Reality: DVDs have around 10% of the capacity of a DV
tape.
Many people think that the digital video stored on their
DV, DVCAM, or DVCPRO is the same as the digital video stored
on a DVD. This is not true. These widely used DV formats all
record the video to the digital tape at 25 Megabits per second
(Mb/s). The DVD specifications only allow DVDs to be a maximum
of 10 Mb/s. That 10 Mb/s includes the audio and video. A Mini-DV
tape that can record 60 minutes of video can hold approximately
11.25 Gigabytes of computer data. The DVD-R media that HomeMovie.Com
uses only holds 4.37 Gigabytes of data. In order to fit your
60 minutes of video from your Mini-DV tape onto a DVD we must
use MPEG2 compression. As we encode your video we compress
the digital video to in order to make it fit onto a DVD. Currently
MPEG2 compression offers the best quality compared to MPEG1.
The
fact of the matter is that, while a DVD can store many times
more data than a CD, it still has very limited capacity compared
to almost any kind of tape. The main reason that DVD is becoming
the popular choice for video is it's convenience and durability.
Any video on a DVD is instantly accessible since it is being
played in a computer (even a set top player is a computer)
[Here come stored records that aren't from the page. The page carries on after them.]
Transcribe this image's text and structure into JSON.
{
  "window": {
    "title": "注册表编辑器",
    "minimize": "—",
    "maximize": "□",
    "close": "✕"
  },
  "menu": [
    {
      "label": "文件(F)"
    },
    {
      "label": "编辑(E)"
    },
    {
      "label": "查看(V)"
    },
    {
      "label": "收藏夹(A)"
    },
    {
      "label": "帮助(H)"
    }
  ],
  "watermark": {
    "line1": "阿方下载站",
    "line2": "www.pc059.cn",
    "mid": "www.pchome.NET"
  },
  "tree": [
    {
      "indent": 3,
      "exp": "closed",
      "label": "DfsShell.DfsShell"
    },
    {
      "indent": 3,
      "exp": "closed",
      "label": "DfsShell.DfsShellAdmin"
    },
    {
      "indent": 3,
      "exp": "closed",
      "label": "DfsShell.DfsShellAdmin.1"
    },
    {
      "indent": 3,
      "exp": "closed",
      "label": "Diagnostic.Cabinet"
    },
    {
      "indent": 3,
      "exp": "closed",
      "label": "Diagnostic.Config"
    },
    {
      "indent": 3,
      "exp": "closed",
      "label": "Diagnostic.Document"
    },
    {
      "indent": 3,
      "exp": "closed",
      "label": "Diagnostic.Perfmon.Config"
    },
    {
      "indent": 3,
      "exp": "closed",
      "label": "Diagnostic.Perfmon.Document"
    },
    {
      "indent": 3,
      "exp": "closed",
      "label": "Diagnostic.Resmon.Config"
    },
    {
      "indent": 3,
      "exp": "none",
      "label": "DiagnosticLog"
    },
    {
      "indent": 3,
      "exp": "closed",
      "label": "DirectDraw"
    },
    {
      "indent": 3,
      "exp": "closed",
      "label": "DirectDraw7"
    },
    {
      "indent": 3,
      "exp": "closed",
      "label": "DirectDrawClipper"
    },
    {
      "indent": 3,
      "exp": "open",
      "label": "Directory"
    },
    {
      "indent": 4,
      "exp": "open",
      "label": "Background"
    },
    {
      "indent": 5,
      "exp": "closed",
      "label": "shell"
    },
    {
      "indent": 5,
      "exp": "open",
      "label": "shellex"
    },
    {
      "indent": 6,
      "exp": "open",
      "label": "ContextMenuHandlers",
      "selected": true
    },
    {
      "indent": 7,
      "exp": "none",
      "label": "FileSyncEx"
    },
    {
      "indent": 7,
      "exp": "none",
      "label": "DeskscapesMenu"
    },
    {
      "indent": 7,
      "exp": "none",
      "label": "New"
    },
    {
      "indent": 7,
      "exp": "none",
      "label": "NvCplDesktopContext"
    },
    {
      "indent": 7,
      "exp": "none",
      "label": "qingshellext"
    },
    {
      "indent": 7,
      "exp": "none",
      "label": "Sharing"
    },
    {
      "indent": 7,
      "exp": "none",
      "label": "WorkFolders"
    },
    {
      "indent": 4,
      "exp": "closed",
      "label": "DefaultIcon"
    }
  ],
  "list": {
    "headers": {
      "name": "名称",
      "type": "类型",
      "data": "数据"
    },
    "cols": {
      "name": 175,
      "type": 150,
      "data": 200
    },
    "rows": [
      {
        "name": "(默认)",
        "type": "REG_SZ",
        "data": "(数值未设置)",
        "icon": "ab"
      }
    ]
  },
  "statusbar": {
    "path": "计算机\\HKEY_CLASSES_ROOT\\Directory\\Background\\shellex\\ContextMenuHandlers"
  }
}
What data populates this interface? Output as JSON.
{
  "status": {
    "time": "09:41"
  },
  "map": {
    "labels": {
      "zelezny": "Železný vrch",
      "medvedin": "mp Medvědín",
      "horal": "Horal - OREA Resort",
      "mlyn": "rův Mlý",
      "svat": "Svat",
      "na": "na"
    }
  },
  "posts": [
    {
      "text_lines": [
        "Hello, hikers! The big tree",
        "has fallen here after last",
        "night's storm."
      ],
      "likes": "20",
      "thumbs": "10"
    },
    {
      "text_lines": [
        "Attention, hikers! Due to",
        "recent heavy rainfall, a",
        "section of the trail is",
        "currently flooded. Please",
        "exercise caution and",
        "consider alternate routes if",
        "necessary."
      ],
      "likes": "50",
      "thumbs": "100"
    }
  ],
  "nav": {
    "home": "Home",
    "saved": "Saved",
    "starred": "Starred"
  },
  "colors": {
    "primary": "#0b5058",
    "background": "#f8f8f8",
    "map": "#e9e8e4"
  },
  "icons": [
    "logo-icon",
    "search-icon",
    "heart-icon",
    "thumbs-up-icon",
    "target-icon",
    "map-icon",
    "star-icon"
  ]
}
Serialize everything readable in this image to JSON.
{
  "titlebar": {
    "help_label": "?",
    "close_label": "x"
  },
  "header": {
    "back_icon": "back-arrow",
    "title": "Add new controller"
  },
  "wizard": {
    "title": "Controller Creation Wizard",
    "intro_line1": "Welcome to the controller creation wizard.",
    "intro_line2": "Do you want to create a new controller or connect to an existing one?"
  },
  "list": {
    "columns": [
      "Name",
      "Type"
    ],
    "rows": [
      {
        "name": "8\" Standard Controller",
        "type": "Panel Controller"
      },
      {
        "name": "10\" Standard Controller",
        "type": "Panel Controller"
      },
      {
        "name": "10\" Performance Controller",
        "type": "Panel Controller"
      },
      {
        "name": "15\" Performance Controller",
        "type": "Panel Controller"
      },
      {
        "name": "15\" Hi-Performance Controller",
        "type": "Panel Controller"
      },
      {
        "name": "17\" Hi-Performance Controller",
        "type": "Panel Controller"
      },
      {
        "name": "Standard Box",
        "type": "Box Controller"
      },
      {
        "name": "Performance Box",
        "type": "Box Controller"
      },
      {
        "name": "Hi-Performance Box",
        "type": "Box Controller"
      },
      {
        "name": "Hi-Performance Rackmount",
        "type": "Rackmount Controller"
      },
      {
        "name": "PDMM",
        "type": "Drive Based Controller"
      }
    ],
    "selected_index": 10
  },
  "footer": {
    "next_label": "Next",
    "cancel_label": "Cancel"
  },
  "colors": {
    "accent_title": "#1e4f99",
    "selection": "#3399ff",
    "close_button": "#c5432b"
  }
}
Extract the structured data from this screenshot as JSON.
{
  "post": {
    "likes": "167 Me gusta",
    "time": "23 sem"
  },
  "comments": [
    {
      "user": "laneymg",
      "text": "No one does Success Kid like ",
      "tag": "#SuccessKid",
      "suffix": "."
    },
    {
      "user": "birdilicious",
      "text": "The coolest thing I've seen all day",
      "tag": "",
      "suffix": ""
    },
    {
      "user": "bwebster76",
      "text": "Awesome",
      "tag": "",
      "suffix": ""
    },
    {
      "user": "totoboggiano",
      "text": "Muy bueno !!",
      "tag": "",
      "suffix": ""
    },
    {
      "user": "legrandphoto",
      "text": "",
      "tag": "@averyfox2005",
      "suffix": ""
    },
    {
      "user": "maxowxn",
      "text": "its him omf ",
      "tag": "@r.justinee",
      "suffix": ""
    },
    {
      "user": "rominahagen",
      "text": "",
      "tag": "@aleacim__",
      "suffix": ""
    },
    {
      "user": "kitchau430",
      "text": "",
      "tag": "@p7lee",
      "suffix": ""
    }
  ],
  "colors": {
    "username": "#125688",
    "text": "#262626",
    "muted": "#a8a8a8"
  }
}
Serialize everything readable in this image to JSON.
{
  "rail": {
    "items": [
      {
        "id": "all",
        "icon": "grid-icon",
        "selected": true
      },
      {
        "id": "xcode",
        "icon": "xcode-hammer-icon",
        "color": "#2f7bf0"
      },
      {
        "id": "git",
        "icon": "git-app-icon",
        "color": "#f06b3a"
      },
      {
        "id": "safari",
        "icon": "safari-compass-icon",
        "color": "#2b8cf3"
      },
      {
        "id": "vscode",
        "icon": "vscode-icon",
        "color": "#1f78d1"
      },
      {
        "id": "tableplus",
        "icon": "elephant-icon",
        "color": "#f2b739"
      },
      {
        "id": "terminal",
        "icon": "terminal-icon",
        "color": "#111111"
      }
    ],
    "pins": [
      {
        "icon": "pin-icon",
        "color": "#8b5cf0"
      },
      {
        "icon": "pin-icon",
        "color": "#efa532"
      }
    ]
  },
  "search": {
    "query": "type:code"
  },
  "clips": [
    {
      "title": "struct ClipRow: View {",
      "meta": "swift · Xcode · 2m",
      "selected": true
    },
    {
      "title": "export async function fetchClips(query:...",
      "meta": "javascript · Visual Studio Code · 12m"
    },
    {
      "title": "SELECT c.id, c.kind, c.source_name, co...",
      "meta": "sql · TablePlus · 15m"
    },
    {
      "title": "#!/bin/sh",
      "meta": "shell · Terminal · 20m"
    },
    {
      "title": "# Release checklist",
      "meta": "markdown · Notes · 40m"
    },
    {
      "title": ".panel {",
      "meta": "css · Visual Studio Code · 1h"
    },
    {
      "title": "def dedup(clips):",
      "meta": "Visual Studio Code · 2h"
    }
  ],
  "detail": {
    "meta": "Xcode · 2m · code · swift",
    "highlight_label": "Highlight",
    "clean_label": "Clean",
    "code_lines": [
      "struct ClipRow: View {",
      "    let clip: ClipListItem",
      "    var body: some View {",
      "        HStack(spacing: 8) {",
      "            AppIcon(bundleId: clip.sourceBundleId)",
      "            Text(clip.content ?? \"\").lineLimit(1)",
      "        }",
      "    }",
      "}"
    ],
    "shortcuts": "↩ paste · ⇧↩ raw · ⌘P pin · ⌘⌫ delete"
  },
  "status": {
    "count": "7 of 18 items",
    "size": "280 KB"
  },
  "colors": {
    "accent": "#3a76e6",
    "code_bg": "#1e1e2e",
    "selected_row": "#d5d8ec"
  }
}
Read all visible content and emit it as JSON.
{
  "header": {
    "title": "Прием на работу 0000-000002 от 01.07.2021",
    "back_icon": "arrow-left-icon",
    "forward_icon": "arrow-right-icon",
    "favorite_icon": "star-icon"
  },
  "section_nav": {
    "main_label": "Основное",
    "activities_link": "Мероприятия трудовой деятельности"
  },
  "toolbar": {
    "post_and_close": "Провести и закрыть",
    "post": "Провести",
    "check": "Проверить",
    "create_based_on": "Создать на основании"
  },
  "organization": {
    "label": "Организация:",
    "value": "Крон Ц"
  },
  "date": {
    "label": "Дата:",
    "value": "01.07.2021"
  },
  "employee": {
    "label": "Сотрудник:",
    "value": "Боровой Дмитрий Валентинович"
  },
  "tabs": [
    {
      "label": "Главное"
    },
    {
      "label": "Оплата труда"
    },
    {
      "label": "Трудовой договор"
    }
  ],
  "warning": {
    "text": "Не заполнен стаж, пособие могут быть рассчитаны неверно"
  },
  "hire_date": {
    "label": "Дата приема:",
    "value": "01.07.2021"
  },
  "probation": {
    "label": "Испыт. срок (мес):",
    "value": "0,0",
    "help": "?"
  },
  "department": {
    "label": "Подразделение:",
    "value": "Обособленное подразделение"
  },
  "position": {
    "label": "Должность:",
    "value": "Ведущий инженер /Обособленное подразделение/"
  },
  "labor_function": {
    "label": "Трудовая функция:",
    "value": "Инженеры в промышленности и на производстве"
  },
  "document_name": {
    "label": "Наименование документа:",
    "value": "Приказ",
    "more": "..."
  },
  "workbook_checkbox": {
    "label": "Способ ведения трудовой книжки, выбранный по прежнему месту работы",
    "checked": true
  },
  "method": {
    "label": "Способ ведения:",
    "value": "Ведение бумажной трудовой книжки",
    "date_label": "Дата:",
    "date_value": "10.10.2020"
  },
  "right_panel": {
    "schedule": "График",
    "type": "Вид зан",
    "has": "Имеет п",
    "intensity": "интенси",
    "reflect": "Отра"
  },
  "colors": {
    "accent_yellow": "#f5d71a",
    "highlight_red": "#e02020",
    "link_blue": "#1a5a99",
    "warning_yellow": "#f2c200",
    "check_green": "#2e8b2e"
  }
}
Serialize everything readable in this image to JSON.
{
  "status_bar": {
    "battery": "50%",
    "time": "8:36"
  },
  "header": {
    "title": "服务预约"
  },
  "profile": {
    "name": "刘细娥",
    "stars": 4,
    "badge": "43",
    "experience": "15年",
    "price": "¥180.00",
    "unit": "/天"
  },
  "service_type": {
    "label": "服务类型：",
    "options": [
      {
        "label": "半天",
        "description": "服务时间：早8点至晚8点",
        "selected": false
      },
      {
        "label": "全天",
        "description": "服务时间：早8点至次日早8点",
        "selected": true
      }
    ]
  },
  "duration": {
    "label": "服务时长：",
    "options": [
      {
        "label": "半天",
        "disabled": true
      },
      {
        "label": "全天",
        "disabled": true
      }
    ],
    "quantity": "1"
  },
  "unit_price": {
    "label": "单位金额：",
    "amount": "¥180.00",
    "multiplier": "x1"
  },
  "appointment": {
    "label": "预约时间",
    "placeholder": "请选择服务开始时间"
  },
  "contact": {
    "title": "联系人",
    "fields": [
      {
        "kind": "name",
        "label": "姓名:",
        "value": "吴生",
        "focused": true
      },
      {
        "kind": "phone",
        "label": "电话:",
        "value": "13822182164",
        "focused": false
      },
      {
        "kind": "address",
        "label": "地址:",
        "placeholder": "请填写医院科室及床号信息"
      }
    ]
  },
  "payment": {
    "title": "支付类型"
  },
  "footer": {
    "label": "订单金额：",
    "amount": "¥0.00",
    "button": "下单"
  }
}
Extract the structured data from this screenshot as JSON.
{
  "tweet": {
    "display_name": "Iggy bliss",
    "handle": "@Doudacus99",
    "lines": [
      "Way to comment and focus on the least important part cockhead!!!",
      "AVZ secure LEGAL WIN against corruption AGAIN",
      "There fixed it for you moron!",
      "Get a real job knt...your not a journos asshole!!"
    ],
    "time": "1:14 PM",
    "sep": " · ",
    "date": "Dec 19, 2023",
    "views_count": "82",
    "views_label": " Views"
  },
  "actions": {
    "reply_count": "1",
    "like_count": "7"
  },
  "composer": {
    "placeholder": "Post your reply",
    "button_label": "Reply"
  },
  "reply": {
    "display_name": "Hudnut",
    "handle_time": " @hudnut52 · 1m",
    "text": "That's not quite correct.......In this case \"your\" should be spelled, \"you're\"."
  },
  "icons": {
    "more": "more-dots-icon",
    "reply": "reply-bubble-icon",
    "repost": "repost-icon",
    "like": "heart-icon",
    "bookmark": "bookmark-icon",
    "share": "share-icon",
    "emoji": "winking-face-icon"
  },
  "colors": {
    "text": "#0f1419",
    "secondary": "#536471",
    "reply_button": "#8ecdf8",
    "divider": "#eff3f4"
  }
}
and is spinning around thousands of times per second. To find
a spot on a tape, you may have to rewind or fast forward for
minutes. But the technology that has made DVD preferable to
tape still has not given it the capacity. The chart on the
left shows the number of discs needed to hold 2 hours of video
in three formats: DV, DVCAM, DVCPRO (25Mb/s), DVCPRO50 (50Mb/s),
and MPEG2 (the compressed video used by DVD: 5Mb/s). In order
to get 2 hours of DVCAM or Mini-DV to fit on a DVD, the video
must be compressed by a process called "Encoding".